Why ET puts 2022 blockbusters to shame

Its influence resounds today, and not only in the film’s most obvious descendants, such as Netflix series Stranger Things, with its self-conscious nostalgia for 1980s family filmmaking. It’s not too much of a stretch to see its legacy in the way Pixar has cornered the market for children’s entertainment, from Toy Story (where the toys can be seen as stand-ins of sorts for children) to Turning Red. However while Stephenson agrees that the film has been extremely influential, he thinks that few who have tried to make films “specifically in the ET mould have quite reached the harmony of ET”.

Indeed, if Spielberg’s fantastical, child-focused storytelling feels influential in the world of film and TV, ET’s more heartfelt elements and the time it accords to everyday life – as well as the way it doesn’t shirk pain and sorrow – feel strangely old-fashioned now and perhaps more aligned with arthouse cinema than with the frantic landscape of blockbusters. A likely cousin of ET, in this respect, is Céline Sciamma’s recent Petite Maman, which also has a supernatural dimension, and a resolutely child-centric, deeply emotional narrative. Here, as in ET, a lonely child, whose parents appear to be separating, encounters a fantastical playmate, a kindred spirit (in this case, by time-travelling to meet her own mother as a child); again, as in ET, the child is filmed sympathetically and with the sense that she is her own free agent, exerting an influence on the world around her. Another film clearly indebted to Spielberg, but which feels hampered by Spielberg’s trademark sentimentality, is Todd Haynes’s Wonderstruck (2017), which also premiered in Cannes: also set in a world of children, and again attempting to conjure a sense of wonder from the adventures of children, the film features a somewhat sorrowful child of divorce in the main role. The clear suggestion of Spielberg is there in the script, but it sits slightly uncomfortably with the more eccentric and twisty directorial vision of Haynes.

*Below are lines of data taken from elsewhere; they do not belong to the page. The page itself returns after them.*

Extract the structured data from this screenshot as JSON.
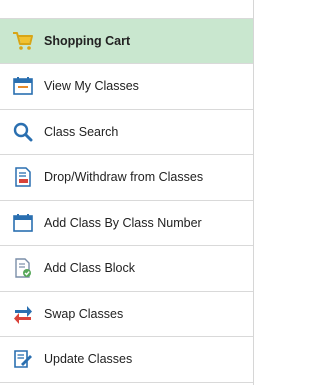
{
  "nav": {
    "items": [
      {
        "label": "Shopping Cart",
        "icon": "shopping-cart-icon",
        "selected": true
      },
      {
        "label": "View My Classes",
        "icon": "calendar-icon",
        "selected": false
      },
      {
        "label": "Class Search",
        "icon": "search-icon",
        "selected": false
      },
      {
        "label": "Drop/Withdraw from Classes",
        "icon": "drop-document-icon",
        "selected": false
      },
      {
        "label": "Add Class By Class Number",
        "icon": "calendar-add-icon",
        "selected": false
      },
      {
        "label": "Add Class Block",
        "icon": "document-check-icon",
        "selected": false
      },
      {
        "label": "Swap Classes",
        "icon": "swap-arrows-icon",
        "selected": false
      },
      {
        "label": "Update Classes",
        "icon": "edit-document-icon",
        "selected": false
      }
    ]
  },
  "colors": {
    "selected_bg": "#c9e7cf",
    "border": "#d9d9d9",
    "blue": "#2a6fb0",
    "red": "#d9433a",
    "green": "#57a85a"
  }
}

If ET has an unmistakably large footprint over the subsequent film landscape, spawning a reinvention of youth cinema as being led by youth themselves, from The Goonies to The Hunger Games, it has also dated, in the sense that we are no longer used to the care of its writing, its sheer cinematic craft (visible, for instance, in Spielberg’s delicious nods to trademark shots of confrontation in traditional westerns, when the children are escaping the adults, filmed marching ominously down a road in a row). Does the film hold up? Haskell, somewhat cryptically, tells me: “I think it stands up for the most part, but also might be retitled The Long Goodbye.” Perhaps in this sense, ET signalled the start of a new type of cinema, but also rang out a protracted cry of farewell to its own type of cinema, one which is governed foremost by emotions, and where action, fantasy and the otherworldly are only considered in terms of what they bring to bear on authentic human lives.